The Book of Revelation
- First edition
- Author: Rupert Thomson
- Published: 2000
- Publisher: Bloomsbury Publishing
- Pages: 264

= The Book of Revelation (novel) =

2000 novel by Rupert Thomson

The Book of Revelation is a novel by UK author Rupert Thomson. The book was published in 2000 by Alfred A. Knopf and has 260 pages. The novel was unusual for its detailed descriptions of a non-statutory female-on-male rape.

The protagonist of the novel is a male ballet dancer living in Amsterdam with his French girlfriend Brigitte. One day he is drugged and abducted in an alley by three hooded women. They hold him prisoner in an abandoned warehouse for about two weeks. During the course of his incarceration he endeavours to keep his mind separate from the abuse that is systematically inflicted on his body (involving two of the women raping him).

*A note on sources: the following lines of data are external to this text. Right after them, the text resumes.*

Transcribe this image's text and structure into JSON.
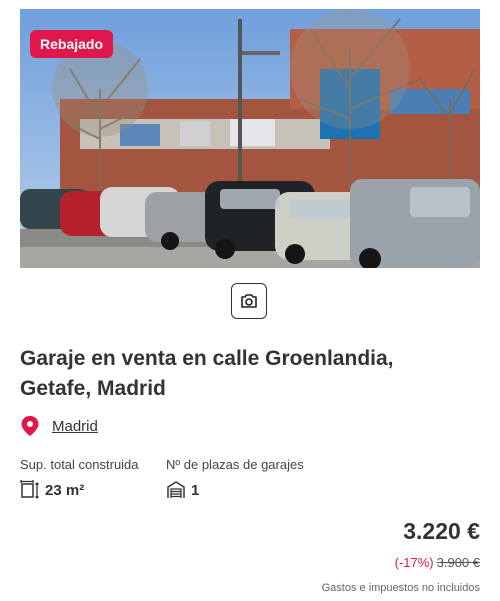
{
  "listing": {
    "badge": "Rebajado",
    "title": "Garaje en venta en calle Groenlandia, Getafe, Madrid",
    "location": "Madrid",
    "features": [
      {
        "label": "Sup. total construida",
        "value": "23 m²",
        "icon": "area-icon"
      },
      {
        "label": "Nº de plazas de garajes",
        "value": "1",
        "icon": "garage-icon"
      }
    ],
    "price": "3.220 €",
    "discount_percent": "(-17%)",
    "old_price": "3.900 €",
    "taxes_note": "Gastos e impuestos no incluidos"
  },
  "colors": {
    "accent": "#e0174a",
    "text": "#333333"
  },
  "icons": {
    "camera": "camera-icon",
    "location": "map-pin-icon"
  }
}
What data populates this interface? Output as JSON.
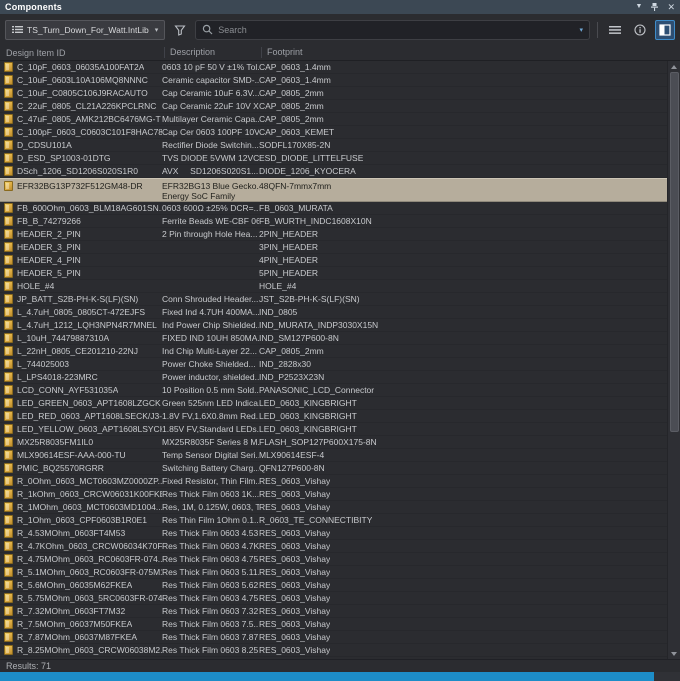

In 2006 the book was made into a film by Ana Kokkinos. In the novel the narrator is never named explicitly. In the film adaptation the character is called "Daniel". Anna Torv, the actress who depicts his girlfriend (an Australian named Bridget in this version) also plays the role of one of his captors, although Kokkinos said that this had not been intended as more than a doubling-up. The audience is not supposed to see it as a suggestion that Bridget was one of Daniel's captors.